As work continues to establish a single regulatory licensing system for MAF’s West Africa base, Dave contemplates another mammoth task ahead – kitting out MAF’s new Liberian hangar, which will be able to service up to nine aircraft:

‘The hangar is built, but it’s not finished. We’re waiting for the equipment to arrive from the US and Europe. Solar panels need to be installed and the facilities need finalising. We’ll need to increase stock levels and obtain all the parts to service a number of aeroplanes.

‘Once everything is ready in the hangar, we need five staff to start with, plus their approvals. The plan is modular. With every additional aircraft or location, that’s when we add more people - it’s all scalable.’

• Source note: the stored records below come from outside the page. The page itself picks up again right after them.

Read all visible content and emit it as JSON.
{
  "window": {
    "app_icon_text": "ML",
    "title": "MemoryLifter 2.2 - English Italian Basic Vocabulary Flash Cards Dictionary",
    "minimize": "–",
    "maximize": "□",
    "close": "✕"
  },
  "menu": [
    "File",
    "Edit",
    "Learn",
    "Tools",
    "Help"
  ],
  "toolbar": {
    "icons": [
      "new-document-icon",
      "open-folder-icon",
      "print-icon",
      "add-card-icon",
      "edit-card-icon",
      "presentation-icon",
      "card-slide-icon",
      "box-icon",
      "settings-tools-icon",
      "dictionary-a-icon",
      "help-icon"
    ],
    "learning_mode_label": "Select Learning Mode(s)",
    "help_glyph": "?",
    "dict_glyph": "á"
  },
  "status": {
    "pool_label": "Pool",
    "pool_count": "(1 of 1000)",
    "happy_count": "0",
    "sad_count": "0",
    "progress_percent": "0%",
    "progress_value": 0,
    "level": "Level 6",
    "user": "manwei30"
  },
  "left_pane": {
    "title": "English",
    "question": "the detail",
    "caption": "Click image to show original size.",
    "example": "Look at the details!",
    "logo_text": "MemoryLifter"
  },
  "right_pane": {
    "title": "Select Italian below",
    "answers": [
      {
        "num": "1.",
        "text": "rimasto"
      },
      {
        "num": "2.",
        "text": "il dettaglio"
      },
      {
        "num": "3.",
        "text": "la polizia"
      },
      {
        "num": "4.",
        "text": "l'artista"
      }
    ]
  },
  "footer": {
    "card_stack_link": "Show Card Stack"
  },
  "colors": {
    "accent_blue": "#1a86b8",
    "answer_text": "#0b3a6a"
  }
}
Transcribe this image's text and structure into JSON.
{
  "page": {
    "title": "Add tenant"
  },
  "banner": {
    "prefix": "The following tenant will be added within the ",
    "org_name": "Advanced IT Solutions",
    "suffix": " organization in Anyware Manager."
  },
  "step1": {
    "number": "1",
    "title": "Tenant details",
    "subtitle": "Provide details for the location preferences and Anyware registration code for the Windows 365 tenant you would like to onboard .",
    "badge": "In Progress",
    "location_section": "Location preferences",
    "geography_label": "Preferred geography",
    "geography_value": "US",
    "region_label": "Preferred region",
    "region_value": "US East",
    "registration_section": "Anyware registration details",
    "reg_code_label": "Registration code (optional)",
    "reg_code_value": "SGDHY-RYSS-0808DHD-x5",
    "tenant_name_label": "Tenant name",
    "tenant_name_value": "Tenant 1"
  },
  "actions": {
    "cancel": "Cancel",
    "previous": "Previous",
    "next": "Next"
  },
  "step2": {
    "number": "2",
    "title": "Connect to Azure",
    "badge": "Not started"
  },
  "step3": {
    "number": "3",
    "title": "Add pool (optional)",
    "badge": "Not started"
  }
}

Gone are the days when MAF just had one aircraft in Liberia, a little office and where maintenance took place in a borrowed hangar!

MAF’s new West Africa base - a ‘good blank canvas’

Unlike MAF Uganda, which has a well organised hangar, Liberia is somewhat unknown territory for Dave:

‘Liberia is a good blank canvas, which continues to evolve – I have an opportunity to add my brushstrokes to the foundations laid by others who have gone before me.

‘It’s got such potential - everything MAF plans to do in Liberia, Guinea and surrounding countries will be really high impact.

‘Right now, there’s a limit to what we can do, but to be part of a solution that could enable so much more work is amazing! I’m looking forward to helping make that maintenance base the best it can possibly be. This new regional approach frees up more potential to reach so many more people.

‘Our biggest flying restriction is the global aviation engineering shortage –there are not enough people to fix planes. My goal is to take that problem away. If we can get rid of that, particularly in West Africa, then we’re winning.’

A dream come true

As Dave and his wife Becky prepare to relocate to the world’s wettest capital in November, which endures an annual rainy season of nine months, Dave is excited about the future.

He can’t quite believe he’s living the dream that God gave him as a thirteen-year-old boy, when he first spotted an advert for an aviation engineer in MAF’s Flying for Life Magazine: 

‘I’ve wanted to do this job since I was 13. Now at the age of 35, I’m doing my childhood dream – that’s bonkers! Who gets to do that? Who gets to work on aeroplanes in Africa that fly off and change people’s lives?’

MAF’s West Africa Maintenance Base will be ready for regional aircraft maintenance within the next two years. In the meantime, MAF’s Liberia programme will continue to operate out of the new hangar in Monrovia.